If it's a mild dispute that you can get over instantly, fine. But if you're waving your hands, raising your voice and aiming to hit a nerve, it's not fine. This is especially true if this happens more than once.

5. You're egging on your admirers.

Every now and then, you'll probably get a "You're stunning," or "You're so hot." You smile, feel a little vain and then you move on. But if you start to chat with those admirers and actually egg them on, I think you're done with your relationship.

I'm talking about first date flirting, meeting up, avoiding bringing up your SO in conversation, hiding him or her or letting the flirt do things for you that only your SO does. If you're actually putting in the effort to flirt and be cute, you're basically setting up a rebound for yourself. This should tell you you're either unhappy and need to leave, or you're not ready to be in a relationship at all.

6. You draw your own conclusions.

You come to your own conclusions in any situation, and you take that as validation for your SO's behavior (or vice versa). For example, he or she forgot your anniversary because he or she "doesn't care about the relationship." Or, he or she doesn't surprise you with flowers because he or she doesn't think about you.
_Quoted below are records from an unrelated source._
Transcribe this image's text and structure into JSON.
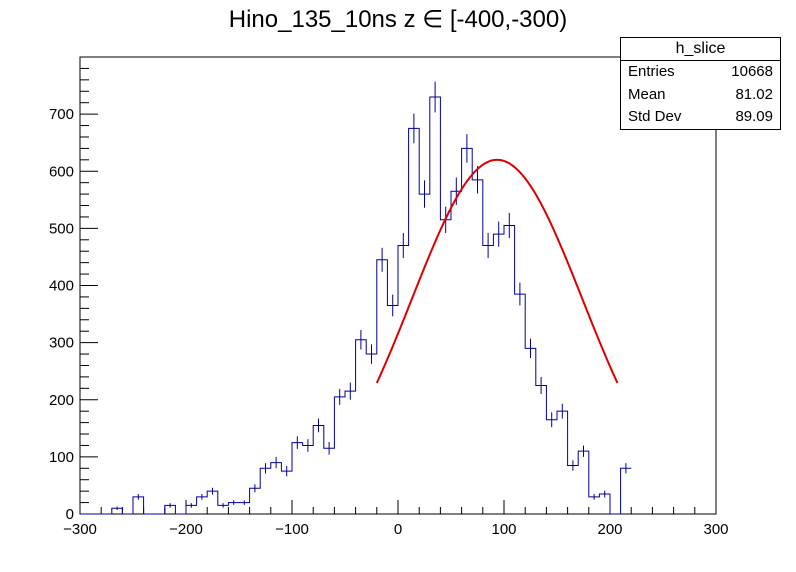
{
  "canvas": {
    "background": "#ffffff"
  },
  "chart_data": {
    "type": "histogram",
    "title": "Hino_135_10ns z  ∈ [-400,-300)",
    "xlim": [
      -300,
      300
    ],
    "ylim": [
      0,
      800
    ],
    "xticks": [
      -300,
      -200,
      -100,
      0,
      100,
      200,
      300
    ],
    "xtick_labels": [
      "−300",
      "−200",
      "−100",
      "0",
      "100",
      "200",
      "300"
    ],
    "yticks": [
      0,
      100,
      200,
      300,
      400,
      500,
      600,
      700
    ],
    "bin_width": 10,
    "bin_edges_start": -300,
    "values": [
      0,
      0,
      0,
      10,
      0,
      30,
      0,
      0,
      15,
      0,
      15,
      30,
      40,
      15,
      20,
      20,
      45,
      80,
      90,
      75,
      125,
      120,
      155,
      115,
      205,
      215,
      305,
      280,
      445,
      365,
      470,
      675,
      560,
      730,
      515,
      565,
      640,
      585,
      470,
      490,
      505,
      385,
      290,
      225,
      165,
      180,
      85,
      110,
      30,
      35,
      0,
      80
    ],
    "errors": [
      0,
      0,
      0,
      3,
      0,
      5,
      0,
      0,
      4,
      0,
      4,
      5,
      6,
      4,
      4,
      4,
      7,
      9,
      10,
      9,
      11,
      11,
      12,
      11,
      14,
      15,
      17,
      17,
      21,
      19,
      22,
      26,
      24,
      27,
      23,
      24,
      25,
      24,
      22,
      22,
      22,
      20,
      17,
      15,
      13,
      13,
      9,
      10,
      5,
      6,
      0,
      9
    ],
    "fit": {
      "mean": 93.5,
      "sigma": 80.5,
      "amplitude": 620,
      "range": [
        -20,
        207
      ]
    },
    "colors": {
      "hist": "#000099",
      "fit": "#dd0000",
      "axis": "#000000"
    },
    "stats": {
      "name": "h_slice",
      "rows": [
        {
          "label": "Entries",
          "value": "10668"
        },
        {
          "label": "Mean",
          "value": "81.02"
        },
        {
          "label": "Std Dev",
          "value": "89.09"
        }
      ]
    }
  }
}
You don't take your SO's perspective into account, and instead, you assume you know all the answers. If you're feeling unappreciated and draw your own conclusions, you'll only end up hurting yourself. This can become an internal burden on your heart, and it can put a strain on your relationship in the future.

If your SO has seriously lacked in the appreciation department, let him or her know that. Ask your partner why he or she doesn't do such and such (especially if you've never brought up things like the fact you like surprise flowers).

Don't assume you know, and definitely don't assume he or she doesn't care. Maybe check out how you two differ in your types of love and appreciation. If your SO hasn't changed anything about him- or herself, though, then yes, you deserve to be appreciated.

7. You suffer through emotional or physical abuse.

This applies to both men and women. If you wake up and go to sleep with scars on your heart or your body, do not stay.

You're probably justifying your partner's actions by blaming yourself or his or her background. You're probably drinking in the toxicity of the relationship and deluding yourself into thinking things will get better.

Don't settle for someone who makes it his or her daily routine to make you feel like sh*t by talking down to you. Don't settle for someone who makes your feel unsafe in your own home.

If he or she is willing to commit to working on it (and actually showing that), you can have some hope. But if he or she is just hurting you and promising you it won't happen again over and over, then take the hope you have and walk out that door. Being abused is not worth your unique and beautiful existence.

If you're unhappy in your relationship and you don't know whether you should stay or go, think more about the value of the relationship versus the effort you put into it. You can lead that horse for miles and miles to the water, but you definitely can't make it drink.

So the real question is, should you give up trying to make that horse drink? Or should you wait until it's finally thirsty enough to drink, no matter how long it takes?